Subnutridos. Para conseguir ajuda, só entrando em fila. E a ajuda não ajudava.
Estavam lhe provocando.
Gostava da roça. O negócio dele
era a roça. Queria voltar pra roça.
Ouvira falar de uma tal reforma
agrária. Não sabia bem o que era. Parece que a idéia era lhe dar uma terrinha.
Se não era outra provocação, era uma boa.
Terra era o que não faltava.
Passou anos ouvindo falar em
reforma agrária. Em voltar à terra. Em ter a terra que nunca tivera. Amanhã. No
próximo ano. No próximo governo. Concluiu que era provocação. Mais uma.
Finalmente ouviu dizer que desta
vez a reforma agrária vinha mesmo. Para valer. Garantida. Se animou. Se
mobilizou. Pegou a enxada e foi brigar pelo que pudesse conseguir.
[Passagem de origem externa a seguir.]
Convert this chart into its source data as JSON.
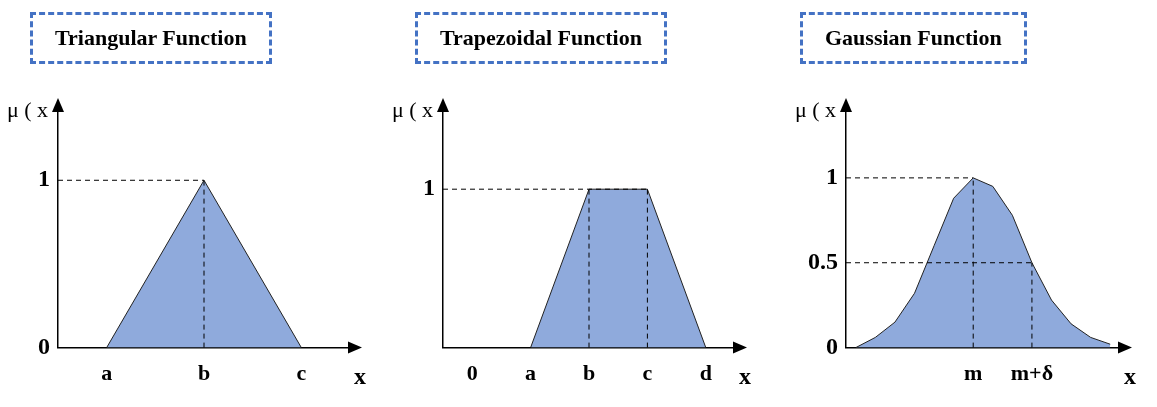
{
  "chart_data": [
    {
      "type": "area",
      "title": "Triangular Function",
      "ylabel": "μ ( x",
      "xlabel": "x",
      "categories": [
        "a",
        "b",
        "c"
      ],
      "series": [
        {
          "color": "#8faadc",
          "values": [
            0,
            1,
            0
          ]
        }
      ],
      "ylim": [
        0,
        1.42
      ],
      "yticks": [
        0,
        1
      ],
      "ref_lines": [
        {
          "axis": "y",
          "value": 1
        },
        {
          "axis": "x",
          "value": "b"
        }
      ]
    },
    {
      "type": "area",
      "title": "Trapezoidal Function",
      "ylabel": "μ ( x",
      "xlabel": "x",
      "categories": [
        "0",
        "a",
        "b",
        "c",
        "d"
      ],
      "series": [
        {
          "color": "#8faadc",
          "values": [
            null,
            0,
            1,
            1,
            0
          ]
        }
      ],
      "ylim": [
        0,
        1.5
      ],
      "yticks": [
        1
      ],
      "ref_lines": [
        {
          "axis": "y",
          "value": 1
        },
        {
          "axis": "x",
          "value": "b"
        },
        {
          "axis": "x",
          "value": "c"
        }
      ]
    },
    {
      "type": "area",
      "title": "Gaussian Function",
      "ylabel": "μ ( x",
      "xlabel": "x",
      "categories": [
        null,
        null,
        null,
        null,
        null,
        null,
        "m",
        null,
        null,
        "m+δ",
        null,
        null,
        null,
        null
      ],
      "series": [
        {
          "color": "#8faadc",
          "values": [
            0,
            0.06,
            0.15,
            0.32,
            0.6,
            0.88,
            1,
            0.95,
            0.78,
            0.5,
            0.28,
            0.14,
            0.06,
            0.02
          ]
        }
      ],
      "ylim": [
        0,
        1.4
      ],
      "yticks": [
        0,
        0.5,
        1
      ],
      "ref_lines": [
        {
          "axis": "y",
          "value": 1
        },
        {
          "axis": "y",
          "value": 0.5
        },
        {
          "axis": "x",
          "value": "m"
        },
        {
          "axis": "x",
          "value": "m+δ"
        }
      ]
    }
  ]
}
Estava
disposto a aceitar qualquer coisa. Só não estava mais disposto a aceitar
provocação.
Aí ouviu que a reforma agrária
não era bem assim. Talvez amanhã. Talvez no próximo ano... Então protestou.
Na décima milésima provocação,
reagiu. E ouviu espantado, as pessoas dizerem, horrorizadas com ele:
- Violência, não!
Luis Fernando Veríssimo. in. Plenos
Pecados. Ed. Objetiva, 1999, pp. 31-34.